Amsakar menekankan bahwa pelestarian adat dan budaya tidak boleh berhenti pada tataran seremonial semata. Menurutnya, Pemerintah Kota Batam berkomitmen menghadirkan langkah nyata melalui regulasi dan kebijakan hukum guna memberikan kepastian terhadap keberlangsungan warisan Melayu.
Saat ini, Batam telah memiliki Peraturan Daerah (Perda) tentang Lembaga Adat Melayu Provinsi Kepulauan Riau di Kota Batam. Selain itu, Pemko Batam bersama pihak terkait juga tengah memfinalisasi Peraturan Daerah tentang Kampung Tua.
“Dua Perda ini semakin menegaskan bahwa keberpihakan terhadap negeri ini melalui budaya harus betul-betul nyata,” tegasnya.
Lebih lanjut, Wali Kota berharap kegiatan seperti Sembang Budaye dapat diselenggarakan secara berkelanjutan karena mampu memberikan dampak ekonomi dan pariwisata.
“Melalui suguhan budaya ini dapat memberikan nilai tambah bagi Batam untuk menegaskan Batam sebagai destinasi wisata budaya,” tutur Amsakar.

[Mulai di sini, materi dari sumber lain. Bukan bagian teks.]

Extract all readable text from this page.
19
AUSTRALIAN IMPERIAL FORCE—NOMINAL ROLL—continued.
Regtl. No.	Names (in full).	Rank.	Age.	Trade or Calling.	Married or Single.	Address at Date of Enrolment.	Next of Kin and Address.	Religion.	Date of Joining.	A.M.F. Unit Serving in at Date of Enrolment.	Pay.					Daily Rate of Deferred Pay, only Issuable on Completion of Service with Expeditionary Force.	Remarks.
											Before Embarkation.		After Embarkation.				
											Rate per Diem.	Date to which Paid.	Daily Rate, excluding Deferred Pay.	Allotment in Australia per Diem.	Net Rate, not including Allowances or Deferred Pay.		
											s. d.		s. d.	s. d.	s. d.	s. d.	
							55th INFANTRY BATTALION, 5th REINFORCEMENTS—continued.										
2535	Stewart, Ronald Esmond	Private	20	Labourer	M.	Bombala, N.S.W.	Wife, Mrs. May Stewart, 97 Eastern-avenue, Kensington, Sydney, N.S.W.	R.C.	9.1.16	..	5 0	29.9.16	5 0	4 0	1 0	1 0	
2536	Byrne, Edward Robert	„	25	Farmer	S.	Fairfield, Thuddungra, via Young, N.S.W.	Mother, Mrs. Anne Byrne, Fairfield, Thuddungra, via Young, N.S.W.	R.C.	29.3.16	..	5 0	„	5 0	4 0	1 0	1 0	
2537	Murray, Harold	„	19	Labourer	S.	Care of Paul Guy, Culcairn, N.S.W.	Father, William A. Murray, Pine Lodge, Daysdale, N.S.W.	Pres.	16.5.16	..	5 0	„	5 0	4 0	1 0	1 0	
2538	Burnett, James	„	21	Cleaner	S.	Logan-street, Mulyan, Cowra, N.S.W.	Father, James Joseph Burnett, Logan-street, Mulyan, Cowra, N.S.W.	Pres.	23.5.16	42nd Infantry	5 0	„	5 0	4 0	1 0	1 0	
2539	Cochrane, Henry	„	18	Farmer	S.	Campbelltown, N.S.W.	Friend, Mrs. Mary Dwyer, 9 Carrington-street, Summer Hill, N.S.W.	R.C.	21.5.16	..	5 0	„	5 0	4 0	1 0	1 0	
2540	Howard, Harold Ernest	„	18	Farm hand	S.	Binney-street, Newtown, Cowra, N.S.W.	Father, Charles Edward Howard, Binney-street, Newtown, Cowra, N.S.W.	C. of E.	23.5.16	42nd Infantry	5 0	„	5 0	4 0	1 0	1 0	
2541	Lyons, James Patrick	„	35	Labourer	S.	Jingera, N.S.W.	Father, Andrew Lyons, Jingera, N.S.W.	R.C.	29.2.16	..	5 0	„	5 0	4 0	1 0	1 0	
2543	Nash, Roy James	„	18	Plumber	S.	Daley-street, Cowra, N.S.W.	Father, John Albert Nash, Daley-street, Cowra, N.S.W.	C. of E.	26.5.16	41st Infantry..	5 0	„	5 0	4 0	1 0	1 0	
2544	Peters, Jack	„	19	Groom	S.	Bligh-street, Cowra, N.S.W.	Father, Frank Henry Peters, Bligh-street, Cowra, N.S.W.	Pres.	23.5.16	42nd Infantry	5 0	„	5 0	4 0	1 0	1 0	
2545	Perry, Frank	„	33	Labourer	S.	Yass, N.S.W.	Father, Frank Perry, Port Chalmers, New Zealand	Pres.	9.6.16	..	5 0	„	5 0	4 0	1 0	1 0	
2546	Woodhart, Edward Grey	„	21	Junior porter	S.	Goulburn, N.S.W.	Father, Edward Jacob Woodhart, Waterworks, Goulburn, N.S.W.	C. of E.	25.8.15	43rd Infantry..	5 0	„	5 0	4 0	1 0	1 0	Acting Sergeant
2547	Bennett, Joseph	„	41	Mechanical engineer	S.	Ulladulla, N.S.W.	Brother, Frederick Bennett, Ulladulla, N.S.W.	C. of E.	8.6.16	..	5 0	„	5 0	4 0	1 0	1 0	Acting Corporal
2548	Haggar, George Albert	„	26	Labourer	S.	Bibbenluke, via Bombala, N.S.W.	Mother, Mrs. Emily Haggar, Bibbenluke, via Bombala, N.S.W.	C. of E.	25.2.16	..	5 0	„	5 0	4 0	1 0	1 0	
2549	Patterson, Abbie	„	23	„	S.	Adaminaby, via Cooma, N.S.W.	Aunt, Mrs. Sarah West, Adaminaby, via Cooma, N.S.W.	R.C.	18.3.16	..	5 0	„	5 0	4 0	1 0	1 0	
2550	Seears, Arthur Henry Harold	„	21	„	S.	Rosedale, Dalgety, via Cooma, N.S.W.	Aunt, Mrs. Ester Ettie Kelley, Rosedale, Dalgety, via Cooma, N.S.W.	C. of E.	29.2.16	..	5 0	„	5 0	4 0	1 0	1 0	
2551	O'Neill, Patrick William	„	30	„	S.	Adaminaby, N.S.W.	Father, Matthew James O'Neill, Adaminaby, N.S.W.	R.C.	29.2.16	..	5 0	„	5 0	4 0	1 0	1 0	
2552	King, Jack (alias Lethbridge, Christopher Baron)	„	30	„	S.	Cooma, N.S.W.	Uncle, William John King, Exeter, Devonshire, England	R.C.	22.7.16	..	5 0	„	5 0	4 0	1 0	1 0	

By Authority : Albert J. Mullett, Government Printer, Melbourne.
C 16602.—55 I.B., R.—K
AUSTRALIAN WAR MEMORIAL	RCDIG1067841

Sementara itu, Ketua Umum LAM Kepri Kota Batam, Raja Muhammad Amin, menjelaskan bahwa ajang Sembang Budaye digelar dalam rangka memperingati Sempena Hari Jadi LAM Batam ke-26. Acara ini dirancang sebagai wadah silaturahmi sekaligus sarana memperkenalkan kembali khazanah seni budaya Melayu kepada generasi muda.
Raja Muhammad Amin juga menyampaikan apresiasi atas perhatian Pemko Batam di bawah kepemimpinan Amsakar Achmad terhadap penguatan kelembagaan adat.
“Kami mengucapkan ribuan terima kasih kepada Wali Kota Batam karena di era beliaulah LAM memiliki Perda,” ujarnya.
Malam penutupan Sembang Budaye berlangsung meriah dan hangat. Beragam atraksi seni ditampilkan, mulai dari Joget Lambak, Joget 60-an, Tarung Pantun, hingga lantunan Gurindam 12. Kemeriahan makin terasa dengan kehadiran penyanyi asal Malaysia, Roger Kajol, serta penampilan dari Grup Malaykustik.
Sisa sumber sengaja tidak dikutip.